Blätter und Blüthen.

Ein Privilegium der gelehrten Stände. Die alten mit einem Erziehungsinstitut oder Internat verbundenen Gelehrtenschulen in Deutschland können sich an Volksthümlichkeit mit den entsprechenden höchst eigenartigen englischen Anstalten mit der in Eton z. B., nicht messen, aber auch die auf diesen deutschen Schulen bestehenden Einrichtungen und Gewohnheiten bieten mancherlei Eigenartiges und Merkwürdiges. Eine der angesehensten deutschen Schulen solcher Art, das im Jahre 1607 in dem Städtchen Joachimsthal gegründete, später nach Berlin und im Jahre 1880 aus der Mitte Berlins in eine Vorstadt verlegte Joachimsthalsche Gymnasium ist von Dr. Eduard Schulte, einem früheren Schüler dieser Anstalt, in einer kleinen Schrift mit Liebe und Humor geschildert worden (Verlag von Max Achilles in Freienwalde a. d.
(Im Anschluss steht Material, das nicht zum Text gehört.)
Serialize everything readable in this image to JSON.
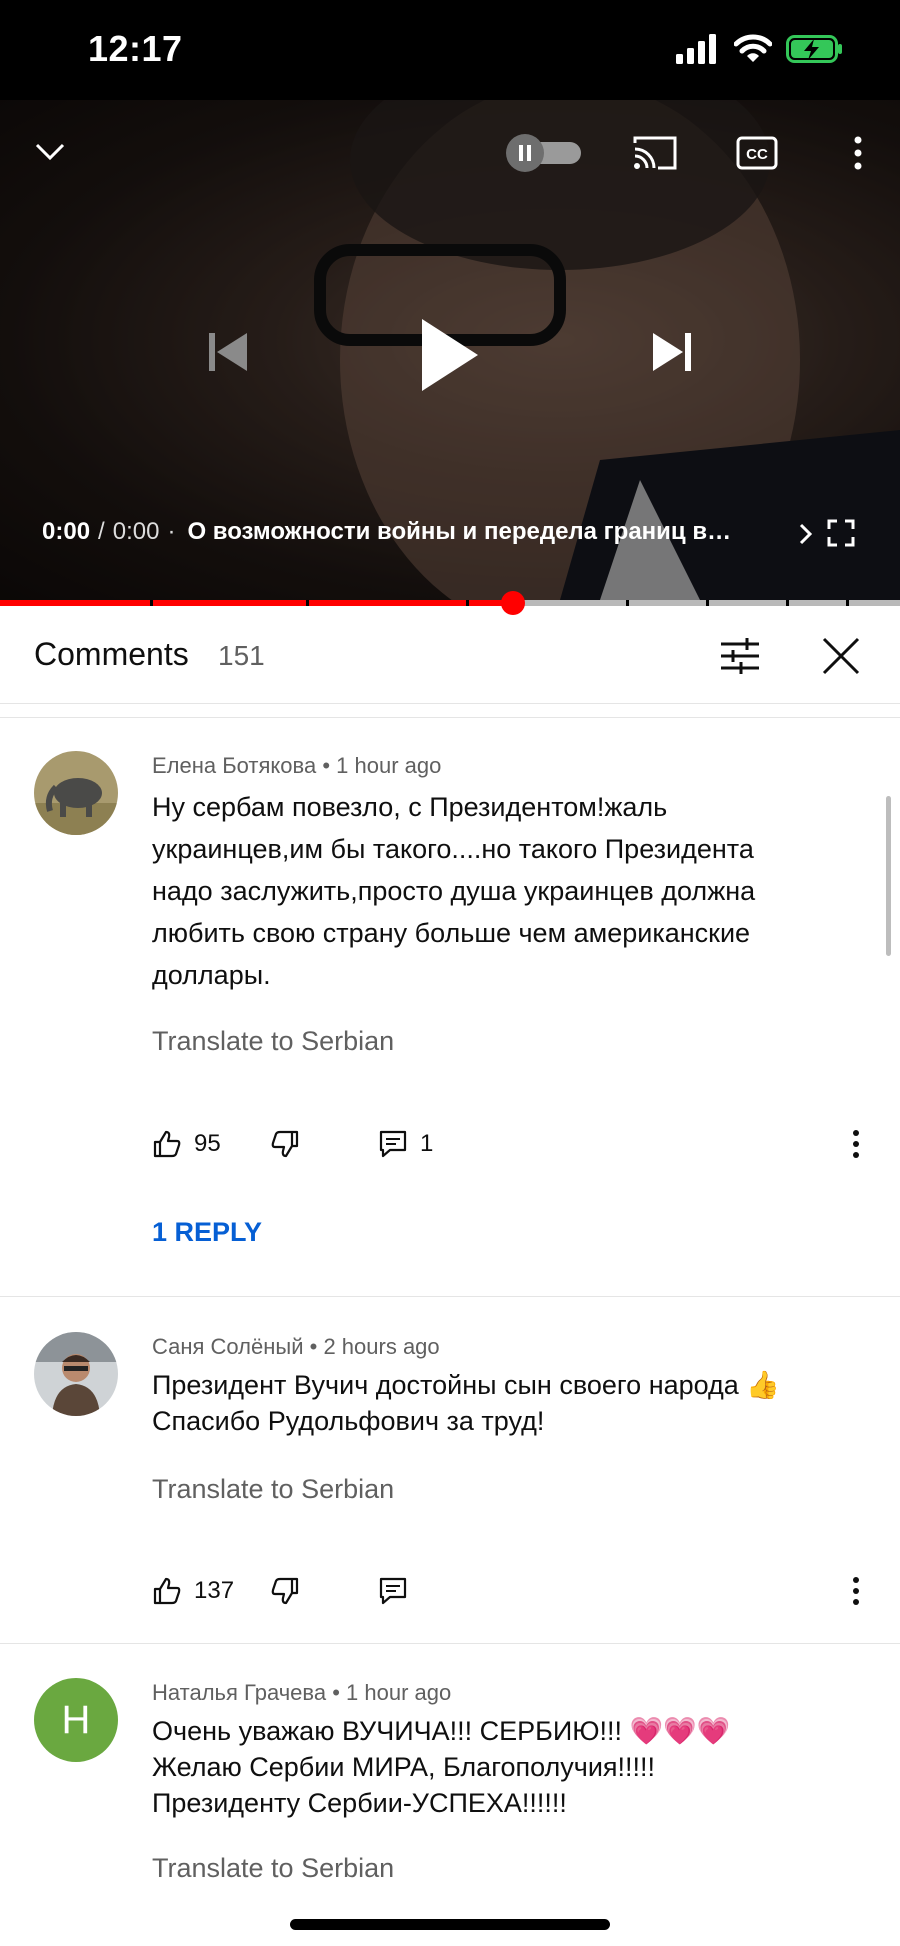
{
  "status_bar": {
    "time": "12:17"
  },
  "player": {
    "current_time": "0:00",
    "separator": "/",
    "duration": "0:00",
    "dot": "·",
    "title": "О возможности войны и передела границ в…",
    "progress_fraction": 0.57
  },
  "comments_header": {
    "title": "Comments",
    "count": "151"
  },
  "comments": [
    {
      "author": "Елена Ботякова",
      "time": "1 hour ago",
      "text_lines": [
        "Ну сербам повезло, с Президентом!жаль",
        "украинцев,им бы такого....но такого Президента",
        "надо заслужить,просто душа украинцев должна",
        "любить свою страну больше чем американские",
        "доллары."
      ],
      "translate": "Translate to Serbian",
      "likes": "95",
      "reply_count": "1",
      "replies_link": "1 REPLY"
    },
    {
      "author": "Саня Солёный",
      "time": "2 hours ago",
      "text_lines": [
        "Президент Вучич достойны сын своего народа 👍",
        "Спасибо Рудольфович за труд!"
      ],
      "translate": "Translate to Serbian",
      "likes": "137"
    },
    {
      "author": "Наталья Грачева",
      "time": "1 hour ago",
      "avatar_letter": "Н",
      "text_lines": [
        "Очень уважаю ВУЧИЧА!!! СЕРБИЮ!!! 💗💗💗",
        "Желаю Сербии МИРА, Благополучия!!!!!",
        "Президенту Сербии-УСПЕХА!!!!!!"
      ],
      "translate": "Translate to Serbian"
    }
  ],
  "colors": {
    "accent_red": "#ff0000",
    "link_blue": "#065fd4",
    "battery_green": "#34c759",
    "avatar_green": "#6aa840"
  }
}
Oder), und wir entnehmen dieser Schilderung einen Abschnitt aus dem Kapitel, das den von den Internatsschülern oder Alumnen getragenen Schlafrock behandelt, also „das“, wie der Verfasser sagt, „von Rechtswegen zu den Privilegien der gelehrten Stände gehörige Kleidungsstück.“ Vom zwölfjährigen Tertianer an besaß fast jeder ein solches Gewand, und zwar war der Alumnenschlafrock vielleicht die bemerkenswertheste Spielart seiner Gattung.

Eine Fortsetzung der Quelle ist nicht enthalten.